園芸用語
緑肥
別名: 緑肥作物 / 青刈り肥料 / green manure / cover crop
栽培した植物を収穫せず、土にすき込むか地表を覆わせて土壌改良に利用する作物・栽培法です。
緑肥
定義
緑肥は、植物を収穫物として持ち出さず、生育途中で刈り取って土へすき込むか、地表を覆うカバークロップとして利用する作物・栽培法です。イネ科の豊かな根や植物体は土へ有機物を供給し、マメ科は根粒菌との共生を通じて窒素循環に関わります。目的、季節、後作に合わせて草種を選ぶ点が、堆肥や市販肥料を施す方法との大きな違いです。
主な種類
- イネ科:ソルガム、エンバク、ライムギなどです。根量と植物体の量を確保しやすく、土の孔隙や団粒構造を整える用途に向きます。
- マメ科:ヘアリーベッチ、クロタラリア、クローバー類などです。根粒菌と共生し、窒素の供給や地表被覆を狙う場合に使われます。

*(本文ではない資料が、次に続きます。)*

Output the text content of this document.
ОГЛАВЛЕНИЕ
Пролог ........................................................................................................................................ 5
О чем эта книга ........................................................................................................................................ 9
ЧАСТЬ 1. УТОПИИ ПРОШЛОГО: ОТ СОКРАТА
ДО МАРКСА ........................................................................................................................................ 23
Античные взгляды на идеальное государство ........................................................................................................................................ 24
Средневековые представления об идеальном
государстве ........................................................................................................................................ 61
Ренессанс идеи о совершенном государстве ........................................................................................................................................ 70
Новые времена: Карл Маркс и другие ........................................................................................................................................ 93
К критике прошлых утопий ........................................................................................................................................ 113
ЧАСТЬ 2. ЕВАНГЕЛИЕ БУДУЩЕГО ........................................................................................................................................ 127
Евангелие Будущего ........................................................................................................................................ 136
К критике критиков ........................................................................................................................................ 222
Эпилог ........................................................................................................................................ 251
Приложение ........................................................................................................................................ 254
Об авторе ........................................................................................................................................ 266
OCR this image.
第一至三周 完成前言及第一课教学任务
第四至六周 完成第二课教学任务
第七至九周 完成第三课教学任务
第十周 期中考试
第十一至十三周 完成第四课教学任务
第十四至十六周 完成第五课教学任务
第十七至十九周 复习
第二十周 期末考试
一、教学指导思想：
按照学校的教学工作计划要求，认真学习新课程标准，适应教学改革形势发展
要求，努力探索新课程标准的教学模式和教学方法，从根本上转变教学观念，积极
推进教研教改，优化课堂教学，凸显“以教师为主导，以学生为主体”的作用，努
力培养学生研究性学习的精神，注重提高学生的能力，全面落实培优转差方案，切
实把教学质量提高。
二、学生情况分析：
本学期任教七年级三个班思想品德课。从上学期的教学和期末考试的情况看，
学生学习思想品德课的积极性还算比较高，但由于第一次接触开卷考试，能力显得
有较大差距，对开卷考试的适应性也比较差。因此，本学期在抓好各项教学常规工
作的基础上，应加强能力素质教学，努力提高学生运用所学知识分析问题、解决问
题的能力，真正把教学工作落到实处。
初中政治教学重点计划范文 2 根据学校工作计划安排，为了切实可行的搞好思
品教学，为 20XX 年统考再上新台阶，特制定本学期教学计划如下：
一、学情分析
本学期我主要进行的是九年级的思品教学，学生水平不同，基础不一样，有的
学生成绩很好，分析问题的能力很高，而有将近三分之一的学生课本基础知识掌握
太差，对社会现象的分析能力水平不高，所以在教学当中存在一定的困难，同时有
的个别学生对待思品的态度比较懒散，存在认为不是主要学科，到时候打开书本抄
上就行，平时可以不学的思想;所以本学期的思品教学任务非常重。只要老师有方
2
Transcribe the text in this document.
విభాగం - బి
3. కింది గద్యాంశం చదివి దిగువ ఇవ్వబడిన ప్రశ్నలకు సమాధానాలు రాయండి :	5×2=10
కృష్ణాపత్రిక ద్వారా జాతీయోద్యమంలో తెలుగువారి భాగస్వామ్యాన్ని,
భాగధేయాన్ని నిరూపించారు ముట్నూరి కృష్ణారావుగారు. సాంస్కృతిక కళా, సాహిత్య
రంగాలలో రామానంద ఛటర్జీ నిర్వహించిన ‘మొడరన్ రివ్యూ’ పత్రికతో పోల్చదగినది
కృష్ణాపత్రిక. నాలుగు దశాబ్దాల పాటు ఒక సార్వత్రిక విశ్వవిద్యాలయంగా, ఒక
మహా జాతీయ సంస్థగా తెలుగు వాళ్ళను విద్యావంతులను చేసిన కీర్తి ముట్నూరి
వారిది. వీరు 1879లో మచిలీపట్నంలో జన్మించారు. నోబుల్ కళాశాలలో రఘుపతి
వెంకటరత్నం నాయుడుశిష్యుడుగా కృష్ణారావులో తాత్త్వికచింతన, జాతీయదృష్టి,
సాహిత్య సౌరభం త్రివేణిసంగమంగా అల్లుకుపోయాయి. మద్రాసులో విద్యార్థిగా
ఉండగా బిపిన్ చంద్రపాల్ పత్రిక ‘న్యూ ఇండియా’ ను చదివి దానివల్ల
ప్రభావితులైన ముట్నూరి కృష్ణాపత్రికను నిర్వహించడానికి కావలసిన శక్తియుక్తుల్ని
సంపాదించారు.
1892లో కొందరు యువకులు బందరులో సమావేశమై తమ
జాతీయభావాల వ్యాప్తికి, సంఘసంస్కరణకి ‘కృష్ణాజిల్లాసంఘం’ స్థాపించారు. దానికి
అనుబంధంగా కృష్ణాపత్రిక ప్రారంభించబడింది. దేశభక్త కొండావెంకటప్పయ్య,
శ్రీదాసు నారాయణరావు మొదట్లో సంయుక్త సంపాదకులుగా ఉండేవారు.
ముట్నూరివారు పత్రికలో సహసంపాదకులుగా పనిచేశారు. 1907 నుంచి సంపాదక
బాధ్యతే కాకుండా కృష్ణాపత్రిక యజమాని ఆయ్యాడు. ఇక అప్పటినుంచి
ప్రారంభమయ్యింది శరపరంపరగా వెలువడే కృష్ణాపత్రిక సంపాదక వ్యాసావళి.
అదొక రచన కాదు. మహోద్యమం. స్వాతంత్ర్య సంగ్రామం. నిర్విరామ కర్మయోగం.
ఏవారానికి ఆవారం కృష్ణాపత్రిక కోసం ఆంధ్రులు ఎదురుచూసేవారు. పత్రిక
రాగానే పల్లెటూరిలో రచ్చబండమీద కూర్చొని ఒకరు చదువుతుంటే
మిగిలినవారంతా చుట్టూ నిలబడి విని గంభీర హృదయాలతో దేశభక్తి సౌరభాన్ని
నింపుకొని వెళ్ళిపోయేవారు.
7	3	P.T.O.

- その他の広葉作物:ヒマワリ、カラシナ、マリーゴールドなどです。養分循環、景観、特定の病害虫への対応など、草種ごとの特徴を生かします。
土壌改良での役割
緑肥の根は生育中から土の中に経路を作り、地上部と根が分解されると土壌有機物の供給源になります。雪印種苗は、緑肥のすき込みが孔隙率を高め、単粒化した土壌粒子の団粒化に関わると説明しています。また、マメ科に着生する根粒菌は空中窒素を固定します。緑肥は即効性肥料の代用品というより、土壌の物理性・化学性・生物性をまとめて整えるための選択肢です。
活用時の注意点
種子が成熟してから刈ると、翌作で自生して雑草化する場合があります。茎が硬くなったイネ科は分解に時間がかかるため、後作までの空き期間と刈り取り時期を先に決めます。同じ科の作物を連続させると病害虫を持ち越すこともあるので、輪作全体の中で草種を選びます。